Not only did the Loudoun Board of Supervisors adopted a Resolution of Honor and Respect for Gabriella this month, but a bipartisan group of legislators from both houses of Congress has lent its support to a research bill. That’s quite an accomplishment considering the divide in Washington, D.C., these days.
Diagnosed at age 9 with an inoperable brain tumor the size of a walnut, Miller passed away in 2013. The family symbolically smashed walnuts to represent the tumor during her treatment, ultimately creating the Smashing Walnuts Foundation to raise money for research and treatment.
Gabriella raised more than $275,000 for the Make-A-Wish Foundation, while accomplishing some of her own dreams, such as earning a college degree and becoming a published author (See Beamer Learns About Cancer by Cindy Chambers).
The Loudoun Board of Supervisors previously selected Gabriella as Loudoun’s Volunteer of the Year for 2013. Earlier this month, they adopted the Resolution of Honor and Respect. Gabriella’s parents, Mark and Ellyn Miller, and her brother Jake attended the board meeting and participated in a ceremony.
“The Board of Supervisors and the citizens of Loudoun County do stand together to honor the devotion and inspiration of Gabriella Miller for her dedication and support of other children facing serious health conditions,” the resolution read in part. “The Board of Supervisors notes with great sadness the loss of a dedicated activist and outstanding young citizen, Gabriella Miller.”

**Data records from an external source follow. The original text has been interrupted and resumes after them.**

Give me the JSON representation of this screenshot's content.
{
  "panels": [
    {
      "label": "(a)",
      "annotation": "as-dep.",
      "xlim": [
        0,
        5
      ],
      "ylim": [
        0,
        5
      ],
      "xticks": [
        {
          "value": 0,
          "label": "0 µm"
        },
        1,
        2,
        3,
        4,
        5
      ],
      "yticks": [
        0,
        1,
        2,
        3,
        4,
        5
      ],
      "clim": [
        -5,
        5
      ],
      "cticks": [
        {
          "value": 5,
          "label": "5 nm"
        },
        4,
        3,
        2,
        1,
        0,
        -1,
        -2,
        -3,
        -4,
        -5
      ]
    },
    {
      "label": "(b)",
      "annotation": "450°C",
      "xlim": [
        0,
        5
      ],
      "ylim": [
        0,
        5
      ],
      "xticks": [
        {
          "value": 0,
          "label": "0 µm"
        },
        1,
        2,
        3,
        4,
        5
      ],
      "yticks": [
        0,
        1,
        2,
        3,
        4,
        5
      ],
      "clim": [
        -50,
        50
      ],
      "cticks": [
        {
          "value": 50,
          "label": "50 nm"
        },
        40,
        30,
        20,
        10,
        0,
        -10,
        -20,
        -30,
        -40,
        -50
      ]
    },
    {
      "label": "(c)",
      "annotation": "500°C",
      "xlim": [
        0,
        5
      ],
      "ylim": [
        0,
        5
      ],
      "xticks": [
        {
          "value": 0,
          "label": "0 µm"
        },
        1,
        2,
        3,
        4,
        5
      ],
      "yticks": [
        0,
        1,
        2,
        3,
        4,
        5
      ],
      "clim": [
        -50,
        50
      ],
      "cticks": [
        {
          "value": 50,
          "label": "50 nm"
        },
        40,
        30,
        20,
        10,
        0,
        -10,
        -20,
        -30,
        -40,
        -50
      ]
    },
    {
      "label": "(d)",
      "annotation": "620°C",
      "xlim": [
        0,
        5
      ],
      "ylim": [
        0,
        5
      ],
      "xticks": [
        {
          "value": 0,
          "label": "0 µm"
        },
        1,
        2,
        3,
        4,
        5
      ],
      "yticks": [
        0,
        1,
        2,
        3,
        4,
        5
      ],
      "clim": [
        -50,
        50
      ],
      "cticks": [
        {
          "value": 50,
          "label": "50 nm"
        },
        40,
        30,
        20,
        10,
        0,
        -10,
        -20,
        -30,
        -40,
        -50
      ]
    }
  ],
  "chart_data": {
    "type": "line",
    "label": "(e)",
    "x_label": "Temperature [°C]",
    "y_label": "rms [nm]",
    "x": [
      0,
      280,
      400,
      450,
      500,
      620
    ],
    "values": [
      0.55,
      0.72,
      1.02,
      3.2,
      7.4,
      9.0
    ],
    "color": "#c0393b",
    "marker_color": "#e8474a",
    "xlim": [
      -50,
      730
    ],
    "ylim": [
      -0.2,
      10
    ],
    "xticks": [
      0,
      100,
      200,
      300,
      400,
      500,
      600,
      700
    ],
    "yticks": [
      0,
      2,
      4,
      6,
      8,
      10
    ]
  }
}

In DC, House Majority Leader Eric Cantor (R-VA) announced Monday bipartisan, bicameral support for the Gabriella Miller Kids First Research Act.

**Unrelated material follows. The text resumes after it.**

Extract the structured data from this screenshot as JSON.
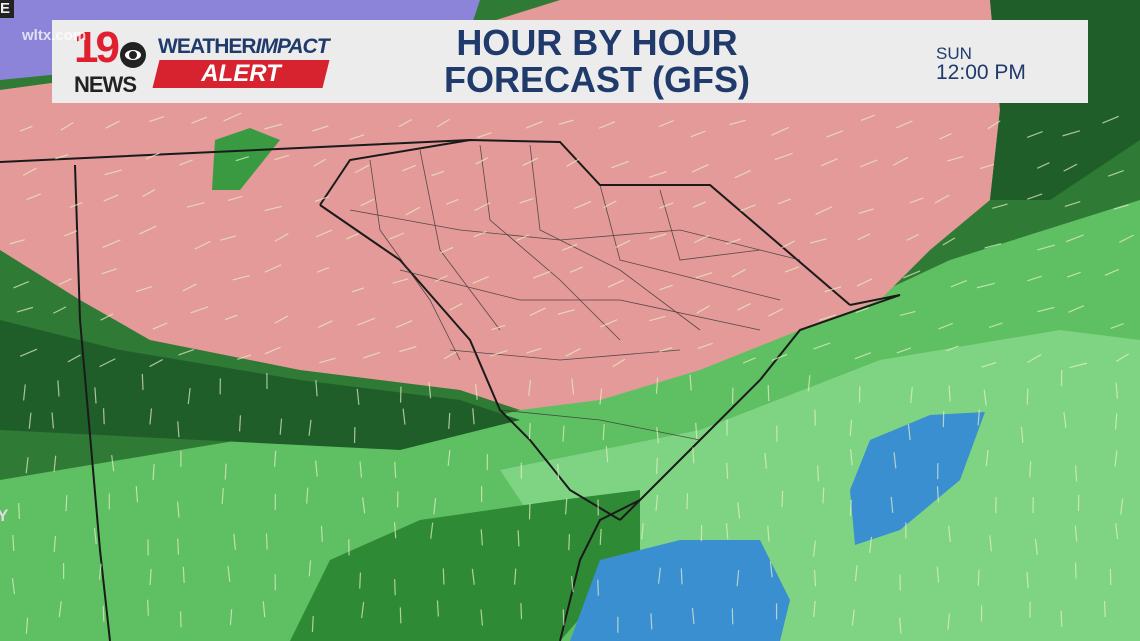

In December, the House of Representatives voted 295-103 to pass the act, which was sponsored by Congressmen Gregg Harper (R-MS), Peter Welch (D-VT) and Tom Cole (R-OK). Senators Tim Kaine (D-VA), Mark Warner (D-VA) and Orrin Hatch (R-UT) plan to usher the companion bill through the U.S. Senate.
“Gabriella’s fight lives on with the bipartisan Gabriella Miller Kids First Research Act,” Cantor said as he announced support for the bill. “Putting a priority on federal funding for pediatric medical research at the NIH will help overcome childhood cancer, autism and many other diseases impacting our children.”

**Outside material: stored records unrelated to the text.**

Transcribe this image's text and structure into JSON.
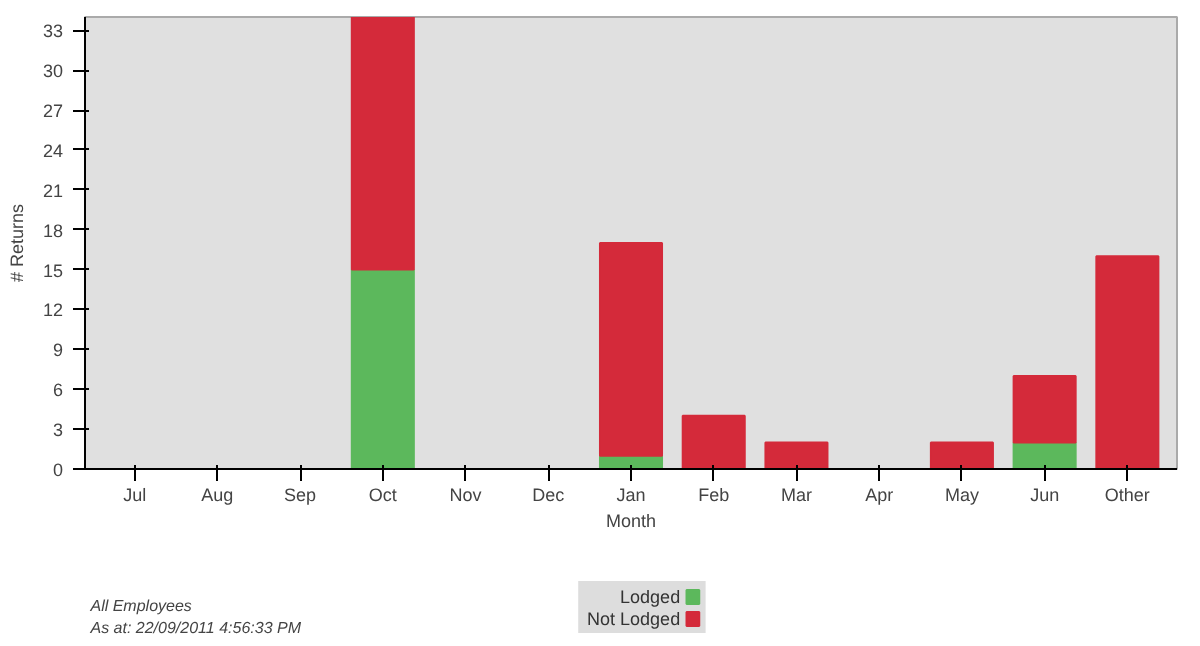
{
  "chart_data": {
    "type": "bar",
    "stacked": true,
    "xlabel": "Month",
    "ylabel": "# Returns",
    "categories": [
      "Jul",
      "Aug",
      "Sep",
      "Oct",
      "Nov",
      "Dec",
      "Jan",
      "Feb",
      "Mar",
      "Apr",
      "May",
      "Jun",
      "Other"
    ],
    "series": [
      {
        "name": "Lodged",
        "color": "#5cb85c",
        "values": [
          0,
          0,
          0,
          15,
          0,
          0,
          1,
          0,
          0,
          0,
          0,
          2,
          0
        ]
      },
      {
        "name": "Not Lodged",
        "color": "#d42a3a",
        "values": [
          0,
          0,
          0,
          19,
          0,
          0,
          16,
          4,
          2,
          0,
          2,
          5,
          16
        ]
      }
    ],
    "ylim": [
      0,
      34
    ],
    "yticks": [
      0,
      3,
      6,
      9,
      12,
      15,
      18,
      21,
      24,
      27,
      30,
      33
    ],
    "grid": false,
    "legend": "bottom",
    "annotations": [
      "All Employees",
      "As at: 22/09/2011 4:56:33 PM"
    ]
  }
}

Senator Kaine said, “The Gabriella Miller Kids First Research Act is an important way to honor the memory of this remarkable young Virginian while recognizing the importance of pediatric disease research. I’m honored to support this effort and look forward to doing all I can to move it forward in the Senate.”
The Gabriella Miller Kids First Research Act is supported by over 100 patient advocacy groups and has over 2,600 Citizen Cosponsors. Learn more HERE.
This past weekend, Smashing Walnuts held its inaugural Cracking the Cure gala in Leesburg.